The combined multilocus matrix used for phylogenetic analyses comprised 8441 characters, of which 748 were parsimony informative (112 from SSU-ITS-LSU, 41 from cal, 34 from his, 64 from ms204, 35 from rpb1, 178 from rpb2, 173 from tef1 and 111 from tub2). The MP analysis revealed 30 MP trees 1090 steps long, one of which is shown in Fig. 2. Tree topologies of all MP trees were identical except for minor differences within Juglanconis appendiculata and J. pterocaryae. The ML tree revealed by RAxML was identical to the MP tree shown. Melanconis pterocaryae from P. rhoifolia and J. pterocaryae from P. fraxinifolia were revealed as distinct species; the two species were not closest relatives, but the latter was placed basal to the clade containing M. pterocaryae, J. juglandina and J. oblonga with maximum support.
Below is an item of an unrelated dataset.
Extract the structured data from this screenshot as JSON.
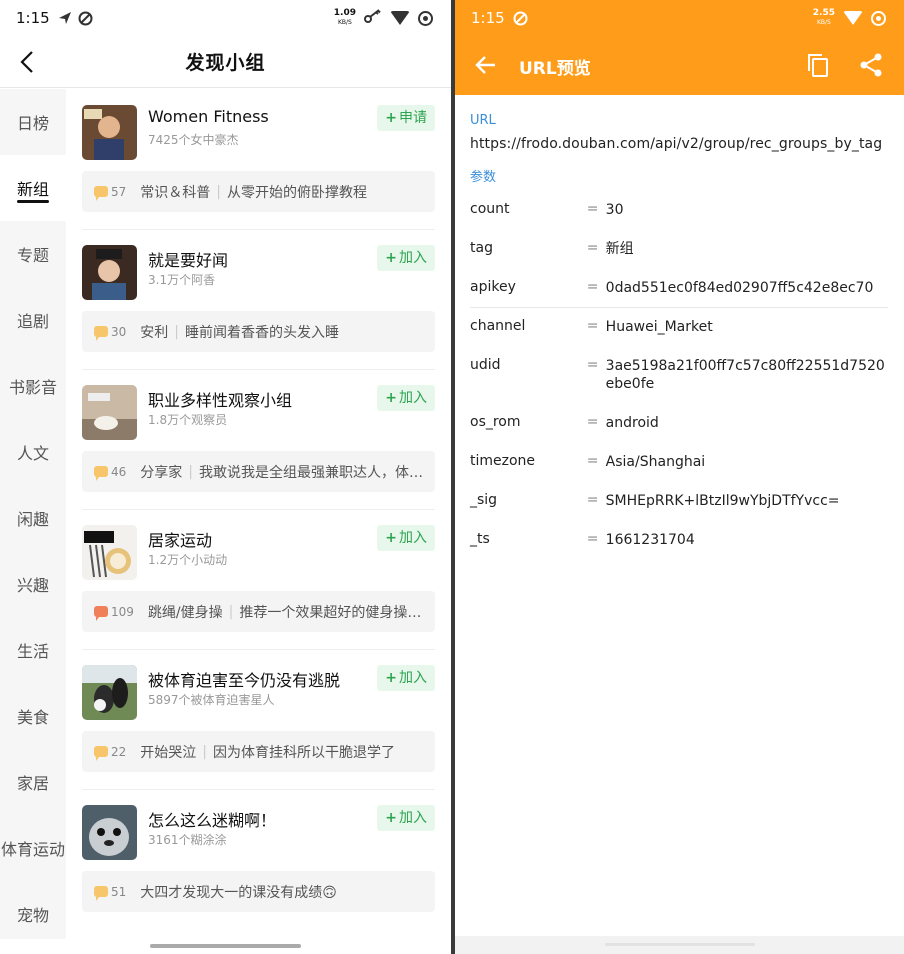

Due to the same species epithet, a new name needs to be proposed for Melanconis pterocaryae. All five species of Juglanconis received maximum support in both analyses, as well as the relationships between the species.
Juglanconis japonica (Tak. Kobay.) Voglmayr & Jaklitsch, nom. nov.
MycoBank: MB 828925.
Replaced synonym. Melanconis pterocaryae Tak. Kobay., Bull. Govt Forest Exp. Stn Meguro 226: 24. 1970, non Melanconium pterocaryae Kuschke, Trudy Tiflissk. Bot. Sada 28: 25. 1913.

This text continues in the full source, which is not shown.